The Chur Rhine Valley (, also commonly known as the Bündner Rheintal) is that part of Nordbünden through which the Rhine flows from the confluence of Anterior and Posterior Rhine near Reichenau to the cantonal border near Maienfeld and Fläsch. The plain of Bonaduz and Rhäzüns also belongs to the Chur Rhine Valley and forms its southern end. The valley is part of the Alpine Rhine natural landscape.

Geographical division 
The Chur Rhine Valley is divided into three sub-regions:

 the section from Reichenau to Chur, whose landscape is characterised by the tumas

 the area of the Five Villages

 the Bündner Herrschaft

Climate 
Climatically, the Chur Rhine Valley is one of the warmest and driest regions in the Canton of Grisons. It experiences föhn winds on a large number of days during the year.

Language and population 
Most of the population speak Bündner German (in Chur the variant of Chur German). In  Rhäzüns and especially in Domat/Ems they also speak Romansh.
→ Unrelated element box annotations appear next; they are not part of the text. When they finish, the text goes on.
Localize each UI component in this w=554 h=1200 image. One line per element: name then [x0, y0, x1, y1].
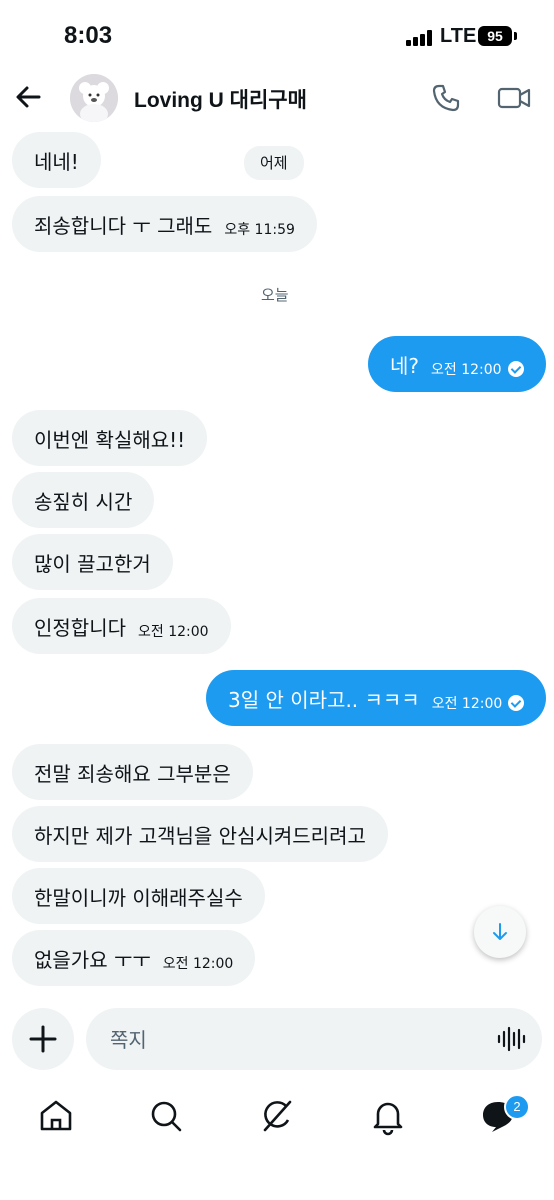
- message-time: 오전 12:00: [138, 624, 209, 640]
- back-button[interactable]: [12, 80, 46, 114]
- bear-avatar-icon: [70, 74, 118, 122]
- contact-name[interactable]: Loving U 대리구매: [134, 84, 307, 114]
- message-bubble-outgoing[interactable]: 네? 오전 12:00: [368, 336, 546, 392]
- add-attachment-button[interactable]: [12, 1008, 74, 1070]
- battery-tip: [514, 32, 517, 40]
- message-bubble-incoming[interactable]: 죄송합니다 ㅜ 그래도 오후 11:59: [12, 196, 317, 252]
- message-time: 오전 12:00: [162, 956, 234, 972]
- message-composer: [86, 1008, 542, 1070]
- scroll-to-bottom-button[interactable]: [474, 906, 526, 958]
- nav-home[interactable]: [36, 1096, 76, 1136]
- search-icon: [151, 1101, 182, 1132]
- message-bubble-incoming[interactable]: 많이 끌고한거: [12, 534, 173, 590]
- day-label-yesterday: 어제: [244, 146, 304, 180]
- message-text: 전말 죄송해요 그부분은: [34, 761, 231, 786]
- plus-icon: [29, 1025, 57, 1053]
- message-bubble-incoming[interactable]: 송짚히 시간: [12, 472, 155, 528]
- home-icon: [40, 1100, 72, 1131]
- message-text: 인정합니다: [34, 615, 126, 640]
- signal-icon: [406, 30, 434, 46]
- back-arrow-icon: [16, 86, 41, 108]
- day-divider-today: 오늘: [261, 286, 289, 304]
- arrow-down-icon: [493, 923, 507, 940]
- call-button[interactable]: [430, 82, 462, 114]
- message-text: 죄송합니다 ㅜ 그래도: [34, 213, 213, 238]
- audio-waveform-icon: [497, 1026, 526, 1052]
- message-text: 네?: [390, 353, 420, 378]
- message-bubble-incoming[interactable]: 하지만 제가 고객님을 안심시켜드리려고: [12, 806, 388, 862]
- message-text: 네네!: [34, 149, 79, 174]
- message-bubble-incoming[interactable]: 인정합니다 오전 12:00: [12, 598, 231, 654]
- network-label: LTE: [440, 25, 477, 47]
- messages-badge: 2: [504, 1094, 530, 1120]
- message-bubble-incoming[interactable]: 이번엔 확실해요!!: [12, 410, 208, 466]
- message-bubble-incoming[interactable]: 네네!: [12, 132, 101, 188]
- message-bubble-incoming[interactable]: 한말이니까 이해래주실수: [12, 868, 265, 924]
- message-input[interactable]: [108, 1022, 472, 1058]
- message-time: 오전 12:00: [431, 362, 502, 378]
- message-text: 3일 안 이라고.. ㅋㅋㅋ: [228, 687, 420, 712]
- message-text: 없을가요 ㅜㅜ: [34, 947, 151, 972]
- message-bubble-outgoing[interactable]: 3일 안 이라고.. ㅋㅋㅋ 오전 12:00: [206, 670, 547, 726]
- message-time: 오후 11:59: [224, 222, 295, 238]
- grok-icon: [263, 1100, 292, 1132]
- message-text: 많이 끌고한거: [34, 551, 151, 576]
- battery-icon: 95: [478, 26, 512, 46]
- phone-icon: [432, 84, 460, 112]
- video-camera-icon: [497, 87, 531, 109]
- message-text: 이번엔 확실해요!!: [34, 427, 186, 452]
- message-bubble-incoming[interactable]: 없을가요 ㅜㅜ 오전 12:00: [12, 930, 256, 986]
- video-call-button[interactable]: [496, 82, 532, 114]
- nav-search[interactable]: [146, 1096, 186, 1136]
- nav-notifications[interactable]: [368, 1096, 408, 1136]
- nav-grok[interactable]: [257, 1096, 297, 1136]
- bell-icon: [373, 1102, 403, 1136]
- message-bubble-incoming[interactable]: 전말 죄송해요 그부분은: [12, 744, 253, 800]
- message-text: 하지만 제가 고객님을 안심시켜드리려고: [34, 823, 366, 848]
- message-time: 오전 12:00: [431, 696, 503, 712]
- avatar[interactable]: [70, 74, 118, 122]
- message-text: 송짚히 시간: [34, 489, 133, 514]
- read-receipt-icon: [507, 361, 524, 377]
- voice-message-button[interactable]: [496, 1024, 526, 1054]
- message-text: 한말이니까 이해래주실수: [34, 885, 243, 910]
- read-receipt-icon: [508, 695, 525, 711]
- status-time: 8:03: [64, 22, 113, 49]
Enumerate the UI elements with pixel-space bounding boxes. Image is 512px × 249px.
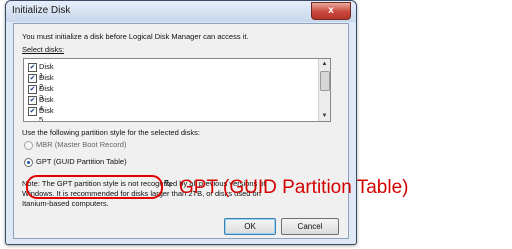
check-icon[interactable]: ✔: [28, 85, 37, 94]
radio-selected-dot: [27, 161, 30, 164]
cancel-button[interactable]: Cancel: [281, 218, 339, 235]
check-icon[interactable]: ✔: [28, 96, 37, 105]
close-icon: x: [328, 5, 334, 16]
initialize-disk-dialog: Initialize Disk x You must initialize a …: [5, 0, 357, 245]
scroll-up-icon[interactable]: ▲: [319, 59, 330, 69]
select-disks-label: Select disks:: [22, 45, 65, 54]
scroll-down-icon[interactable]: ▼: [319, 111, 330, 121]
note-line-3: Itanium-based computers.: [22, 199, 109, 208]
close-button[interactable]: x: [311, 2, 351, 20]
dialog-body: You must initialize a disk before Logica…: [13, 23, 349, 239]
ok-button[interactable]: OK: [224, 218, 276, 235]
gpt-highlight-circle: [26, 175, 163, 199]
mbr-radio[interactable]: [24, 141, 33, 150]
check-icon[interactable]: ✔: [28, 63, 37, 72]
mbr-label[interactable]: MBR (Master Boot Record): [36, 140, 126, 149]
scroll-thumb[interactable]: [320, 71, 330, 91]
check-icon[interactable]: ✔: [28, 107, 37, 116]
gpt-radio[interactable]: [24, 158, 33, 167]
annotation-label: GPT (GUID Partition Table): [179, 177, 409, 198]
dialog-title: Initialize Disk: [12, 5, 71, 16]
disk-item-label: Disk 5: [39, 106, 54, 122]
partition-style-prompt: Use the following partition style for th…: [22, 128, 201, 137]
intro-text: You must initialize a disk before Logica…: [22, 32, 249, 41]
mouse-cursor-icon: ⇖: [163, 176, 174, 190]
disk-list-scrollbar[interactable]: ▲ ▼: [318, 59, 330, 121]
gpt-label[interactable]: GPT (GUID Partition Table): [36, 157, 127, 166]
disk-list[interactable]: ✔ Disk 1 ✔ Disk 2 ✔ Disk 3 ✔ Disk 4 ✔ Di…: [23, 58, 331, 122]
title-bar[interactable]: Initialize Disk x: [6, 1, 356, 22]
check-icon[interactable]: ✔: [28, 74, 37, 83]
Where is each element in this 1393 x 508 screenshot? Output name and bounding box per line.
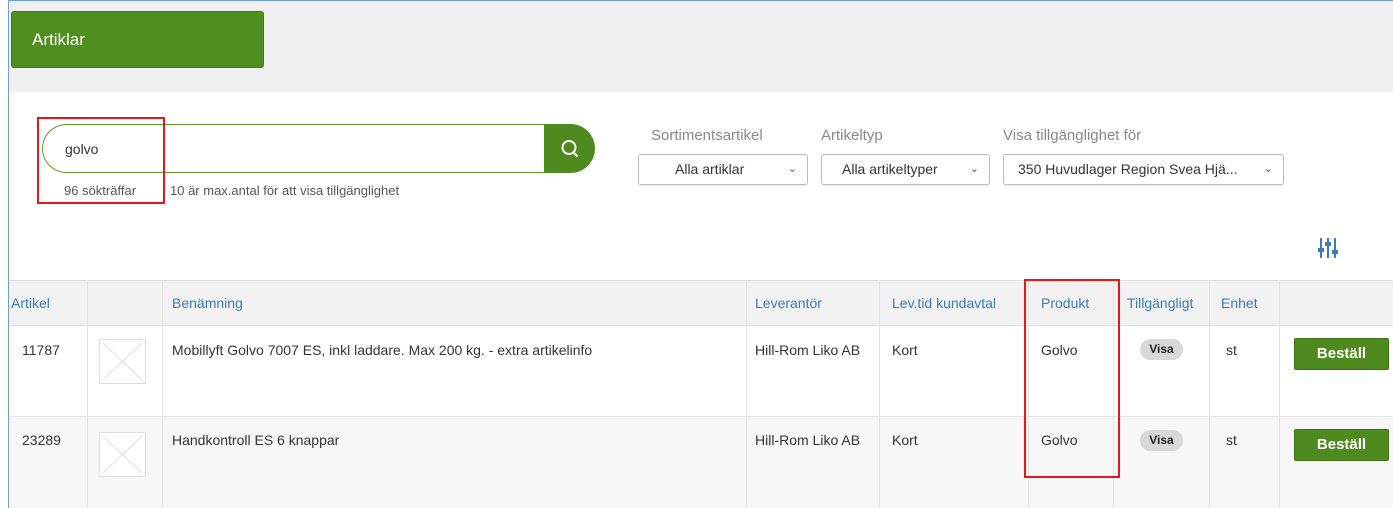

In recent years, the settlements of the Chur Rhine Valley have increasingly grown together into an urban region around the central town of Chur.

Media 
Regional daily newspapers in the area are the Bündner Tagblatt and Südostschweiz. In the Bündner Herrschaft, the local papers are the Prättigauer und Herrschäftler and in the southern part of the Bündner Rhine Valley, the Ruinaulta (called the Rhiiblatt until late 2013).
The periodicals, Terra Grischuna and Rheinfluss, deal with the Chur Rhine Valley in terms of cultural and natural history.